The Plan 

Originally opened in 1869, the Synagogue of the Congregation of B'nai Israel (Children of Israel) is the oldest standing synagogue in the state of Georgia and one of the oldest in the United States. Its congregants came from nearby Hamburg and Aiken SC as well as the Augusta GA area. Located in the heart of Augusta, GA's Historic District, it stands next to the original Court of Ordinary, built in 1860 which is also historically significant since it is an early fireproof building in Georgia.

In 2015, the news swept through Augusta that the City of Augusta planned to demolish the two historic buildings to make room for additional municipal parking. Augusta's Jewish community, led by a local historian Jack Steinberg (OBM) as well as many others in the CSRA community leaped into the fray to save these two historic structures.

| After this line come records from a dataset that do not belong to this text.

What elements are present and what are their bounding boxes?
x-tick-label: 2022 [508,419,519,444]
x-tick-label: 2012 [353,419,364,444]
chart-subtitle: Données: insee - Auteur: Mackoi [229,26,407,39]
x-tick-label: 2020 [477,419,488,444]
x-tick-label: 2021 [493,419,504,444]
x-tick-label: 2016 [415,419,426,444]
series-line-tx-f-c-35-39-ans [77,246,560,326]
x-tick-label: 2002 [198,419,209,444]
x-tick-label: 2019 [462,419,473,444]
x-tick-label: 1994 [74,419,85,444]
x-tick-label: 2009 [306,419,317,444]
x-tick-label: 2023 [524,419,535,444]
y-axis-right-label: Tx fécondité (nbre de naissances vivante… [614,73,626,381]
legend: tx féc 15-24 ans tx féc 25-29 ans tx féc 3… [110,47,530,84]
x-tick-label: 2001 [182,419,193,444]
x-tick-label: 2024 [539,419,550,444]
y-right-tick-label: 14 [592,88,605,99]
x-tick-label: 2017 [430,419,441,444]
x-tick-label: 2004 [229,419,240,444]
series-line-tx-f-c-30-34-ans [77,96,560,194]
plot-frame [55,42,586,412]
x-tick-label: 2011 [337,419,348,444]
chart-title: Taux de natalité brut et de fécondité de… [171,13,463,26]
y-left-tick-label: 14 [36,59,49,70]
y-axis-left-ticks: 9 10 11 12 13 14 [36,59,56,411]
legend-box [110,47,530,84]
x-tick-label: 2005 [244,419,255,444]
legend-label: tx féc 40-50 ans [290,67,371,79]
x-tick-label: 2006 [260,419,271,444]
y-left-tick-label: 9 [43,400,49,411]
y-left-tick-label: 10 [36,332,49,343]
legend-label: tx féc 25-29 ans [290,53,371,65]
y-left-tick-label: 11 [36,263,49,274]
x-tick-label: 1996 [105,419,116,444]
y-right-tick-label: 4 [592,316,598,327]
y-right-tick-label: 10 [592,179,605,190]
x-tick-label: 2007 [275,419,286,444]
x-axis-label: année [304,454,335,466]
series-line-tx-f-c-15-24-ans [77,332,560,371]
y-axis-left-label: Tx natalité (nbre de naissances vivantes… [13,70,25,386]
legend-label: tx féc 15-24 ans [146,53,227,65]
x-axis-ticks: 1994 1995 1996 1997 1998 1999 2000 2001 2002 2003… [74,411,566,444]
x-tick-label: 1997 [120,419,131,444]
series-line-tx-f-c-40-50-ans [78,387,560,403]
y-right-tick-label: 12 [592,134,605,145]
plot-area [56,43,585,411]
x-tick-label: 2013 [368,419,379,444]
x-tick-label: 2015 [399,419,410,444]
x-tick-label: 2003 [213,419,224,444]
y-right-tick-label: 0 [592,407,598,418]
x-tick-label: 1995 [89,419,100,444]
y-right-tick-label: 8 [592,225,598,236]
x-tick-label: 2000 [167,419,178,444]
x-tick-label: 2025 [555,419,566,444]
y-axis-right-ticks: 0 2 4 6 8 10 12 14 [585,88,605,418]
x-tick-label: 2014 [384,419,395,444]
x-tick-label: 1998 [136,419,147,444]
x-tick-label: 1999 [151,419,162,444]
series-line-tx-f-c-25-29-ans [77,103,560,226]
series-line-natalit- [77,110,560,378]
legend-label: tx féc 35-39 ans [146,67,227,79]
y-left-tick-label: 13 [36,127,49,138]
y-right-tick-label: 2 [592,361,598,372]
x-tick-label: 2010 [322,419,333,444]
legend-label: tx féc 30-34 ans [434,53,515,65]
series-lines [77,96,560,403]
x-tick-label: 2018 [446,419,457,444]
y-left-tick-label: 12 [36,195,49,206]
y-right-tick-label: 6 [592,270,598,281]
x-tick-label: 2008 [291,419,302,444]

 A coalition of concerned citizens was swiftly formed from both the Jewish and non-Jewish communities. They attended every City of Augusta meeting to protest the destruction until the City of Augusta agreed to not demolish the buildings. Leaders of Historic Augusta and members and friends of the Jewish community formed an alliance to restore the buildings and transform them into the Augusta Jewish Museum. The buildings would be completely restored and become a center of learning and awareness for all filled with exhibits and programming chronicling the life, history, and contributions of the Jewish Community in the Central Savannah River Area as well as educate about the Holocaust and Israel, the homeland and the Holyland.

The City of Augusta agreed to give the newly formed Augusta Jewish Museum board five years to raise money, do restoration, and open the museum. City of Augusta leaders agreed that if the Augusta Jewish museum is in operation by July 2021, the City of Augusta will donate both buildings to the Augusta Jewish Museum to enhance the life and culture of the Augusta/CSRA region. If that deadline is missed, the shadows of bulldozers and the wrecking ball might again loom over these historic properties.